The CDC still cautions against travel for the fully vaccinated
At this point, the bulk of the U.S. population has not been vaccinated against COVID-19. But with President Biden recently proclaiming that the U.S. will have a strong enough vaccine supply to inoculate all adults by the end of May, there's reason to be hopeful that we could turn a major corner on the pandemic in time for the summer travel rush.
Furthermore, many fully vaccinated Americans may be eager to get out and travel right now. But while the CDC does allow vaccinated adults some flexibility in what they can do, it specifically continues to caution against travel.

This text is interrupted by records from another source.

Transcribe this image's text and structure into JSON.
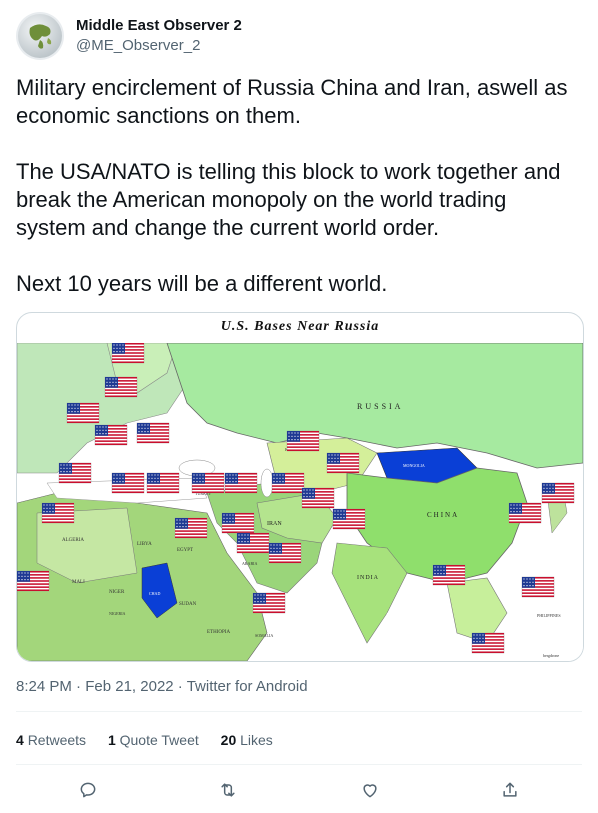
{
  "author": {
    "display_name": "Middle East Observer 2",
    "handle": "@ME_Observer_2",
    "avatar_icon": "globe-avatar-icon"
  },
  "tweet": {
    "text": "Military encirclement of Russia China and Iran, aswell as economic sanctions on them.\n\nThe USA/NATO is telling this block to work together and break the American monopoly on the world trading system and change the current world order.\n\nNext 10 years will be a different world."
  },
  "media": {
    "title": "U.S. Bases Near Russia",
    "labels": {
      "russia": "RUSSIA",
      "china": "CHINA",
      "iran": "IRAN",
      "india": "INDIA",
      "algeria": "ALGERIA",
      "libya": "LIBYA",
      "egypt": "EGYPT",
      "mali": "MALI",
      "niger": "NIGER",
      "sudan": "SUDAN",
      "ethiopia": "ETHIOPIA",
      "somalia": "SOMALIA",
      "kazakhstan": "KAZAKHSTAN",
      "mongolia": "MONGOLIA",
      "turkey": "TURKEY",
      "arabia": "ARABIA",
      "nigeria": "NIGERIA",
      "chad": "CHAD",
      "philippines": "PHILIPPINES",
      "credit": "bergdrone"
    },
    "flag_icon": "us-flag-icon"
  },
  "meta": {
    "time": "8:24 PM",
    "separator": " · ",
    "date": "Feb 21, 2022",
    "source": "Twitter for Android"
  },
  "stats": {
    "retweets_count": "4",
    "retweets_label": "Retweets",
    "quote_count": "1",
    "quote_label": "Quote Tweet",
    "likes_count": "20",
    "likes_label": "Likes"
  },
  "actions": {
    "reply_icon": "reply-icon",
    "retweet_icon": "retweet-icon",
    "like_icon": "heart-icon",
    "share_icon": "share-icon"
  },
  "colors": {
    "text": "#0f1419",
    "secondary": "#536471",
    "border": "#cfd9de",
    "russia_green": "#a6eaa0",
    "china_green": "#8fdf6c",
    "water_blue": "#0a3fd6",
    "ocean": "#ffffff"
  }
}
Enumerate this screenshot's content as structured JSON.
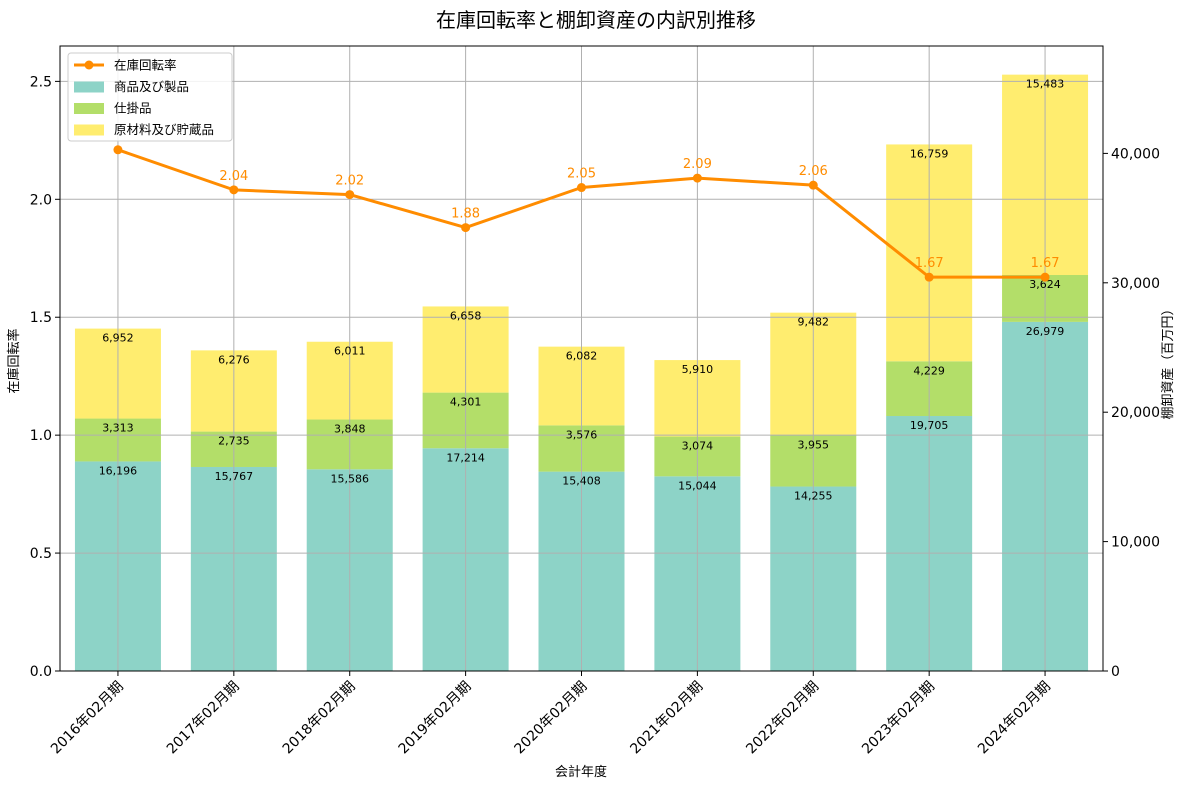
{
  "chart_data": {
    "type": "bar",
    "title": "在庫回転率と棚卸資産の内訳別推移",
    "xlabel": "会計年度",
    "ylabel_left": "在庫回転率",
    "ylabel_right": "棚卸資産（百万円）",
    "categories": [
      "2016年02月期",
      "2017年02月期",
      "2018年02月期",
      "2019年02月期",
      "2020年02月期",
      "2021年02月期",
      "2022年02月期",
      "2023年02月期",
      "2024年02月期"
    ],
    "y_left_range": [
      0,
      2.65
    ],
    "y_left_ticks": [
      "0.0",
      "0.5",
      "1.0",
      "1.5",
      "2.0",
      "2.5"
    ],
    "y_right_range": [
      0,
      48300
    ],
    "y_right_ticks": [
      "0",
      "10,000",
      "20,000",
      "30,000",
      "40,000"
    ],
    "grid": true,
    "legend_position": "top-left",
    "stacked_series": [
      {
        "name": "商品及び製品",
        "color": "#8dd3c7",
        "values": [
          16196,
          15767,
          15586,
          17214,
          15408,
          15044,
          14255,
          19705,
          26979
        ],
        "labels": [
          "16,196",
          "15,767",
          "15,586",
          "17,214",
          "15,408",
          "15,044",
          "14,255",
          "19,705",
          "26,979"
        ]
      },
      {
        "name": "仕掛品",
        "color": "#b3de69",
        "values": [
          3313,
          2735,
          3848,
          4301,
          3576,
          3074,
          3955,
          4229,
          3624
        ],
        "labels": [
          "3,313",
          "2,735",
          "3,848",
          "4,301",
          "3,576",
          "3,074",
          "3,955",
          "4,229",
          "3,624"
        ]
      },
      {
        "name": "原材料及び貯蔵品",
        "color": "#ffed6f",
        "values": [
          6952,
          6276,
          6011,
          6658,
          6082,
          5910,
          9482,
          16759,
          15483
        ],
        "labels": [
          "6,952",
          "6,276",
          "6,011",
          "6,658",
          "6,082",
          "5,910",
          "9,482",
          "16,759",
          "15,483"
        ]
      }
    ],
    "line_series": {
      "name": "在庫回転率",
      "color": "#ff8c00",
      "values": [
        2.21,
        2.04,
        2.02,
        1.88,
        2.05,
        2.09,
        2.06,
        1.67,
        1.67
      ],
      "labels": [
        "",
        "2.04",
        "2.02",
        "1.88",
        "2.05",
        "2.09",
        "2.06",
        "1.67",
        "1.67"
      ]
    }
  }
}
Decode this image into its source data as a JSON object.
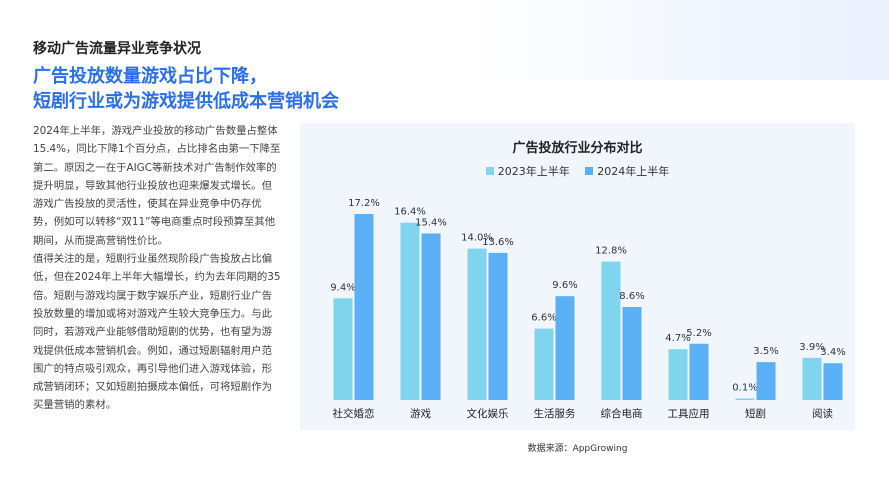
{
  "page": {
    "kicker": "移动广告流量异业竞争状况",
    "headline": [
      "广告投放数量游戏占比下降，",
      "短剧行业或为游戏提供低成本营销机会"
    ],
    "paragraphs": [
      "2024年上半年，游戏产业投放的移动广告数量占整体15.4%，同比下降1个百分点，占比排名由第一下降至第二。原因之一在于AIGC等新技术对广告制作效率的提升明显，导致其他行业投放也迎来爆发式增长。但游戏广告投放的灵活性，使其在异业竞争中仍存优势，例如可以转移“双11”等电商重点时段预算至其他期间，从而提高营销性价比。",
      "值得关注的是，短剧行业虽然现阶段广告投放占比偏低，但在2024年上半年大幅增长，约为去年同期的35倍。短剧与游戏均属于数字娱乐产业，短剧行业广告投放数量的增加或将对游戏产生较大竞争压力。与此同时，若游戏产业能够借助短剧的优势，也有望为游戏提供低成本营销机会。例如，通过短剧辐射用户范围广的特点吸引观众，再引导他们进入游戏体验，形成营销闭环；又如短剧拍摄成本偏低，可将短剧作为买量营销的素材。"
    ],
    "source": "数据来源：AppGrowing"
  },
  "chart_data": {
    "type": "bar",
    "title": "广告投放行业分布对比",
    "categories": [
      "社交婚恋",
      "游戏",
      "文化娱乐",
      "生活服务",
      "综合电商",
      "工具应用",
      "短剧",
      "阅读"
    ],
    "series": [
      {
        "name": "2023年上半年",
        "color": "#7fd4ee",
        "values": [
          9.4,
          16.4,
          14.0,
          6.6,
          12.8,
          4.7,
          0.1,
          3.9
        ]
      },
      {
        "name": "2024年上半年",
        "color": "#5ab0f5",
        "values": [
          17.2,
          15.4,
          13.6,
          9.6,
          8.6,
          5.2,
          3.5,
          3.4
        ]
      }
    ],
    "value_suffix": "%",
    "ylim": [
      0,
      17.2
    ],
    "grid": false,
    "legend": "top"
  }
}
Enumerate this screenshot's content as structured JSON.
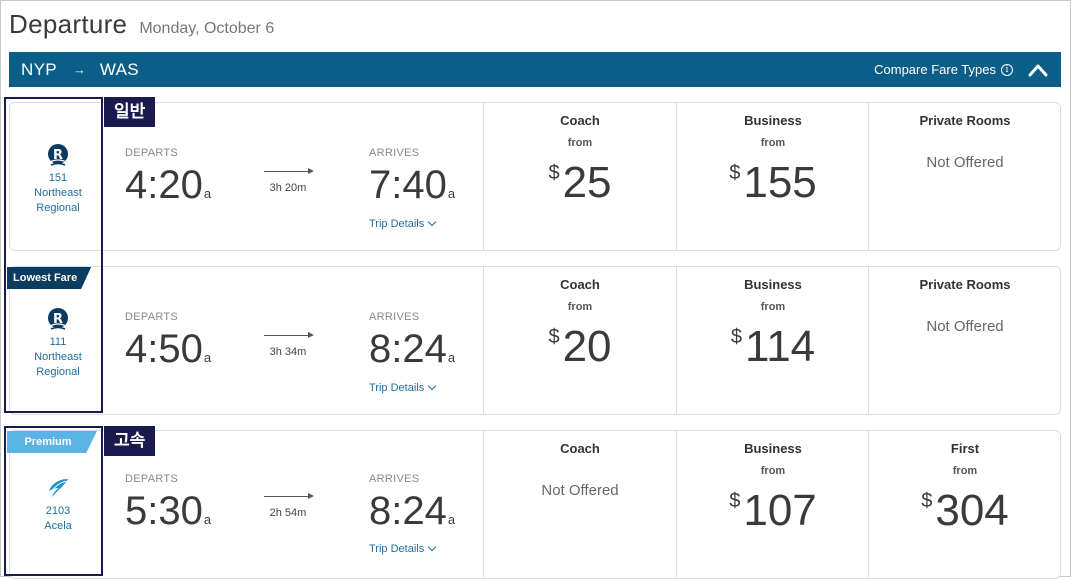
{
  "header": {
    "title": "Departure",
    "date": "Monday, October 6"
  },
  "route": {
    "origin": "NYP",
    "arrow": "→",
    "destination": "WAS",
    "compare_label": "Compare Fare Types",
    "info_glyph": "i",
    "collapse_icon": "chevron-up-icon",
    "bar_color": "#0b5e87"
  },
  "trips": [
    {
      "badge": "",
      "logo": "northeast-regional-logo",
      "train_number": "151",
      "train_line1": "Northeast",
      "train_line2": "Regional",
      "departs_label": "DEPARTS",
      "departs_time": "4:20",
      "departs_ampm": "a",
      "duration": "3h 20m",
      "arrives_label": "ARRIVES",
      "arrives_time": "7:40",
      "arrives_ampm": "a",
      "trip_details": "Trip Details",
      "fares": [
        {
          "name": "Coach",
          "from": "from",
          "currency": "$",
          "price": "25"
        },
        {
          "name": "Business",
          "from": "from",
          "currency": "$",
          "price": "155"
        },
        {
          "name": "Private Rooms",
          "status": "Not Offered"
        }
      ]
    },
    {
      "badge": "Lowest Fare",
      "logo": "northeast-regional-logo",
      "train_number": "111",
      "train_line1": "Northeast",
      "train_line2": "Regional",
      "departs_label": "DEPARTS",
      "departs_time": "4:50",
      "departs_ampm": "a",
      "duration": "3h 34m",
      "arrives_label": "ARRIVES",
      "arrives_time": "8:24",
      "arrives_ampm": "a",
      "trip_details": "Trip Details",
      "fares": [
        {
          "name": "Coach",
          "from": "from",
          "currency": "$",
          "price": "20"
        },
        {
          "name": "Business",
          "from": "from",
          "currency": "$",
          "price": "114"
        },
        {
          "name": "Private Rooms",
          "status": "Not Offered"
        }
      ]
    },
    {
      "badge": "Premium",
      "logo": "acela-logo",
      "train_number": "2103",
      "train_line1": "Acela",
      "train_line2": "",
      "departs_label": "DEPARTS",
      "departs_time": "5:30",
      "departs_ampm": "a",
      "duration": "2h 54m",
      "arrives_label": "ARRIVES",
      "arrives_time": "8:24",
      "arrives_ampm": "a",
      "trip_details": "Trip Details",
      "fares": [
        {
          "name": "Coach",
          "status": "Not Offered"
        },
        {
          "name": "Business",
          "from": "from",
          "currency": "$",
          "price": "107"
        },
        {
          "name": "First",
          "from": "from",
          "currency": "$",
          "price": "304"
        }
      ]
    }
  ],
  "annotations": {
    "regular": "일반",
    "express": "고속"
  },
  "colors": {
    "link": "#1e6f9c",
    "badge_lowest": "#0b3b5e",
    "badge_premium": "#5bb4e5",
    "annotation": "#1a1a4e"
  }
}
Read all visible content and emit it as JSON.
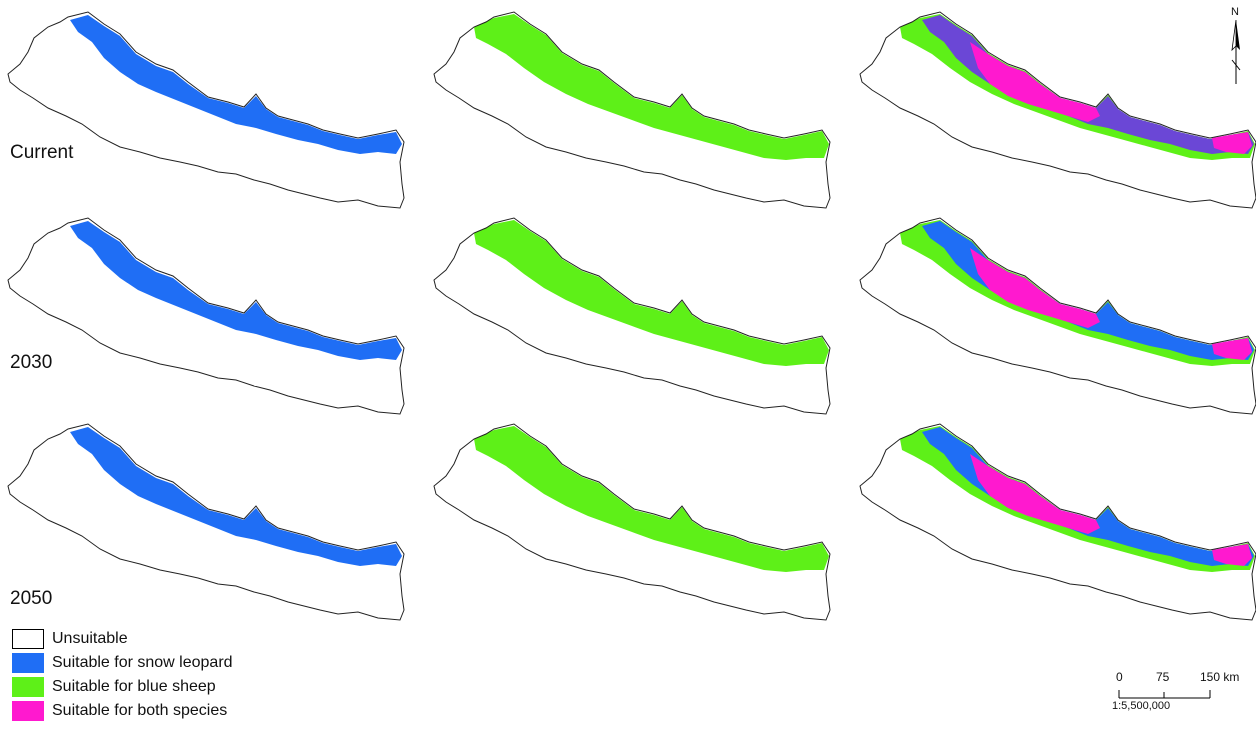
{
  "rows": [
    {
      "label": "Current"
    },
    {
      "label": "2030"
    },
    {
      "label": "2050"
    }
  ],
  "legend": [
    {
      "label": "Unsuitable",
      "color": "#ffffff",
      "border": "#000000"
    },
    {
      "label": "Suitable for snow leopard",
      "color": "#1f6ef5"
    },
    {
      "label": "Suitable for blue sheep",
      "color": "#5ef018"
    },
    {
      "label": "Suitable for both species",
      "color": "#ff19cf"
    }
  ],
  "scale_bar": {
    "ticks": [
      "0",
      "75",
      "150 km"
    ],
    "ratio": "1:5,500,000"
  },
  "north_arrow": {
    "label": "N",
    "icon": "north-arrow-icon"
  },
  "colors": {
    "outline": "#222222",
    "snow_leopard": "#1f6ef5",
    "blue_sheep": "#5ef018",
    "both": "#ff19cf",
    "overlap_edge": "#6b47d6"
  }
}
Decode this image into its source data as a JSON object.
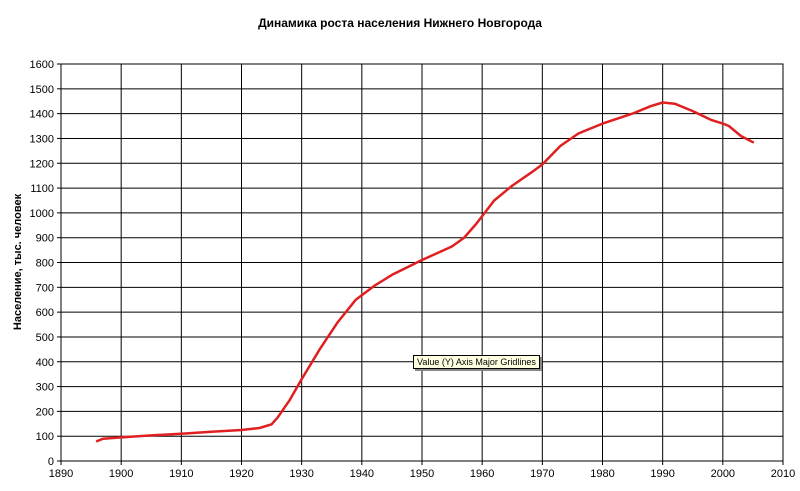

Of course, for some people, that message may have gotten buried amidst the knowledge that they can now, for the first time in roughly a year, hug their grandchildren without fear. But still, a lot of people are apt to take the CDC's advice as gospel, and if they heed the agency's warning to hold off on travel plans, it could constitute a major blow, not just to airlines, but hotels as well.
Now, some public health experts were quick to state that they felt the CDC is being overly cautious in its directive to avoid travel for the time being. Others, however, back that stance, citing the fact an uptick in travel could lead to a surge in COVID-19 cases at a time when much of the public still hasn't gotten a vaccine. While there's evidence that vaccinated people are less likely to experience severe COVID-19 symptoms, we still don't know to what extent those people are likely to transmit the virus to others if exposed -- hence the CDC's caution.
Will the CDC change its tune on travel once a larger percentage of Americans are vaccinated? There's a good chance it will. But the fact it's advising fully vaccinated adults to halt travel right now is apt to cause hotels even more pain. And if the CDC doesn't alter its stance on travel in time for the summer rush, it could really be enough to drive struggling hotels into the ground.
The Millionacres bottom line
Earlier this year, the American Hotel & Lodging Association said it expects hotel occupancy to average 52% in 2021. But if the CDC is slow to give the green light to travel, bookings could remain sluggish, thereby missing that mark. Throw in the fact that business travel isn't expected to return to pre-pandemic levels until 2023, and it's very clear that hotels need a lifeline. Unfortunately, it doesn't look like the CDC is about to give them one.